Policies for recycling scrap tyres in the US are predominantly decided at state level, causing a ‘disjointed’ recycling industry, according to John Sheerin, director of the US Tire Manufacturers Association (USTMA). However, he told delegates at the ISRI convention in Las Vegas, the outlook is slowly changing.
The organisation has released a new report on recovering rubber from tyres in a bid to accelerate innovation and boost understanding. Sheerin says it been hard to advance tyre recycling in the US, especially when talking to companies from the different states.
‘The national goal of recycling 50% of all municipal waste in the US will likely give tyre recyclers a little nudge,’ he argues. ‘It’s much needed. There is no federal plan dedicated to recycling – only general recycling targets.’
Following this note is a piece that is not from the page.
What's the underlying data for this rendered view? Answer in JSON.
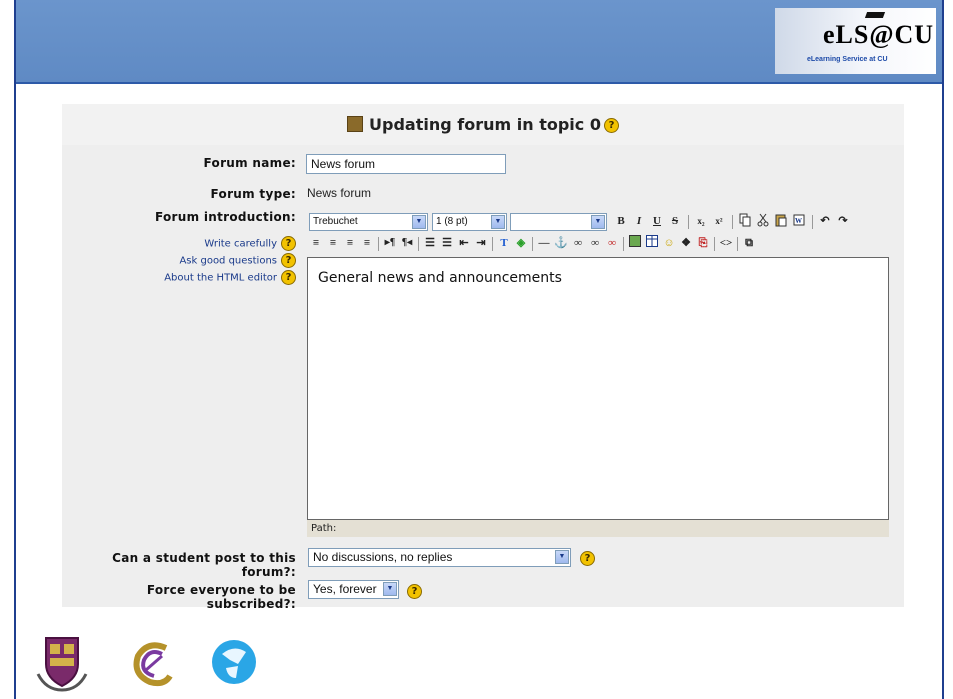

He laments that the enthusiasm of legislators tends to fade quickly. ‘It’s common to experience radio silence following intense discussions about the potential future of new recycled feedstock applications and methods like gasification, pyrolysis etc.’
This is a shame, Sheerin adds, because there are many interesting projects on the horizon, such as a rubberised asphalt R&D project led by Missouri University. Also, USTMA plans to develop an updated lifecycle assessment to better reflect different material specifications and market conditions.
‘With the price of oil rising steadily, polymers can only become more expensive and recycled rubber will definitely become more attractive. I really hope the increasing focus on sustainability themes will build a stronger connection between the world of rubber scrap and the government.’
Looking at production, Sheerin expects the US to see record shipments of 340.2 million tyres this year. That is higher than the 2021 and 2019 totals of 335.2 million units and 332.7 million units respectively.